Strompreise: Was wirklich hinter den geheimen Stunden von Tag und Nacht steckt

 

Licht an! Die Sache mit den Strompreisen und den mysteriösen Stunden von Tag und Nacht treibt viele von uns um. Jeder hat davon gehört – aber wer kennt schon alle Details? Zeit, das Dunkel zu vertreiben!

„Heures pleines, heures creuses“ oder: Wer früher wäscht, zahlt weniger?

Stellen Sie sich vor: Sie haben Elektizität zuhause (hoffentlich!) – und wissen vermutlich schon, dass es die berühmte Option der günstigen „heures creuses“, also Zeiten mit niedrigerem Stromtarif gibt. Klingt einfach? In der Theorie ja.
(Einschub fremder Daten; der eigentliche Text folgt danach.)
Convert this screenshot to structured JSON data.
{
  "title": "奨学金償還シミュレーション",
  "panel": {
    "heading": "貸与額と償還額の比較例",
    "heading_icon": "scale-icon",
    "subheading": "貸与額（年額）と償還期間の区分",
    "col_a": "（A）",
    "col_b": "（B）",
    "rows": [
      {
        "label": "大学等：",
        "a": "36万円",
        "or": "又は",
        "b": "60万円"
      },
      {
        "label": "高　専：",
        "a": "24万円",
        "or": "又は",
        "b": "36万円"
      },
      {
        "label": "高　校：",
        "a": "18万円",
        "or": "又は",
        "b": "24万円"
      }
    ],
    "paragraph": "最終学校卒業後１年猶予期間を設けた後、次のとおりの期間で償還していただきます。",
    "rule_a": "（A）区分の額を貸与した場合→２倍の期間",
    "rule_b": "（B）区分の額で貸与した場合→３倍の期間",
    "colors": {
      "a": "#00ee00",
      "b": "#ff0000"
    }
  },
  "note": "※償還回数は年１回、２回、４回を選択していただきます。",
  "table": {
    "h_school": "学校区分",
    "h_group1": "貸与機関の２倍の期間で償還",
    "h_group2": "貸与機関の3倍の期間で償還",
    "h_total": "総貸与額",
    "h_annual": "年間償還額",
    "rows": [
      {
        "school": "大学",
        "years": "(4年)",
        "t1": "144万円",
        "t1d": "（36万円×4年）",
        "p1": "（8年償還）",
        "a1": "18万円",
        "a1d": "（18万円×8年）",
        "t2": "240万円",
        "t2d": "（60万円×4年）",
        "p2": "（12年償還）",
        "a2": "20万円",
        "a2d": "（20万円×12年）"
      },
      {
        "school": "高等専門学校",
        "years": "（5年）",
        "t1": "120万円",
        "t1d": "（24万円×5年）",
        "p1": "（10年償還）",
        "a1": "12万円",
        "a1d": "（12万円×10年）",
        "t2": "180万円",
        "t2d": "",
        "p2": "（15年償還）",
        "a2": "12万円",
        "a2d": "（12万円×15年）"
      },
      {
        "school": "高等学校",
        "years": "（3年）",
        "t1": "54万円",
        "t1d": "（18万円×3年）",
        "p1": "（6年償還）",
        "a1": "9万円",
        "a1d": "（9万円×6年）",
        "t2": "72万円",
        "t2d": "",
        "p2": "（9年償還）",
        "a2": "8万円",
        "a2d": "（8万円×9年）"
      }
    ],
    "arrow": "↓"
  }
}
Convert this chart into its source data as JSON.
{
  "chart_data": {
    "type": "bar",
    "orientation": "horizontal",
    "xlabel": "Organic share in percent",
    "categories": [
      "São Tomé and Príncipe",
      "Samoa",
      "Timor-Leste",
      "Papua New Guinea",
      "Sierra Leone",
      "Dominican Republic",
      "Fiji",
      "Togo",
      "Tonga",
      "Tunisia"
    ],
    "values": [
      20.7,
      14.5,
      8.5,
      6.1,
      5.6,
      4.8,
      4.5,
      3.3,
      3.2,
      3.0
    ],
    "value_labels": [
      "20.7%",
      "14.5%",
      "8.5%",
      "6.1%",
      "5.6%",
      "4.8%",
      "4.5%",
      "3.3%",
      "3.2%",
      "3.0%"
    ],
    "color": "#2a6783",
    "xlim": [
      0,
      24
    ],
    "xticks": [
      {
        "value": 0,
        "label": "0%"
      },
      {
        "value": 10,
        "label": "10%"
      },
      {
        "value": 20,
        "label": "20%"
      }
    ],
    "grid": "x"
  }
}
In der Praxis stolpern viele jedoch eher über verschlungene Zeitpläne und Tarifbedingungen, als tatsächlich ihre Stromkosten zu senken. Gerade die von Enedis angebotenen Nebenzeiten sind manchmal, sagen wir es höflich, etwas abenteuerlich.

Versuchen wir also gemeinsam, den Nebel zu lichten: Um überhaupt von den „heures creuses“ (HPHC) zu profitieren, braucht es einen entsprechenden kostenpflichtigen Vertrag oder eine besondere Tarifoption. Ein Beispiel: Der Tarif „Elec Classique“. Sie sollten dabei wissen, wann Sie Ihren Wäscheberg in der Trommel wirbeln lassen sollten, um nicht draufzuzahlen – nur steht das meist nur in winziger Schrift auf der Rechnung. Wer liest das schon, bevor es zu spät ist?

Acht magische Stunden – aber wann?

Sicher ist: Jeder erhält acht Nebenstunden pro Tag. Aber wie diese acht Stunden verteilt sind, gleicht einem Lotteriespiel. Bei rund 40 % der Kunden sind diese acht Stunden auf zwei Zeitbereiche gesplittet. Die anderen 60 % haben eine einzige zusammenhängende Nebenzeit zwischen 20 Uhr abends und 8 Uhr morgens.

Ein persönlicher Leidensweg: Wer wie ich von 1:10 Uhr bis 7:40 Uhr den ersten Teil seiner günstigen Zeit und von 12:40 Uhr bis 14:10 Uhr den Rest hat, muss entweder schlafwandeln oder zuhause arbeiten, um den günstigeren Strom zu nutzen. Praktisch erfordert das oft einen echten Spagat zwischen Schlafrhythmus und Haushaltsaufgaben.

Noch schlimmer: Wer sich eine nutzerfreundlichere Zeit wünscht, blickt in die Röhre – Änderungen sind unmöglich, es sei denn, Sie ziehen tatsächlich um. Bei Vertragsabschluss zuteilt Enedis die Zeiten auf Basis der örtlichen Gegebenheiten und Netzkapazitäten. Kommt ein Linky-Zähler ins Spiel, wird’s noch willkürlicher – die Zeitzuteilung erfolgt dann zufällig. Und beim Stromanbieter ihres Vertrauens zu verhandeln, ist nutzlos: Auch dieser ist Enedis ausgeliefert. Hurra, Bürokratie!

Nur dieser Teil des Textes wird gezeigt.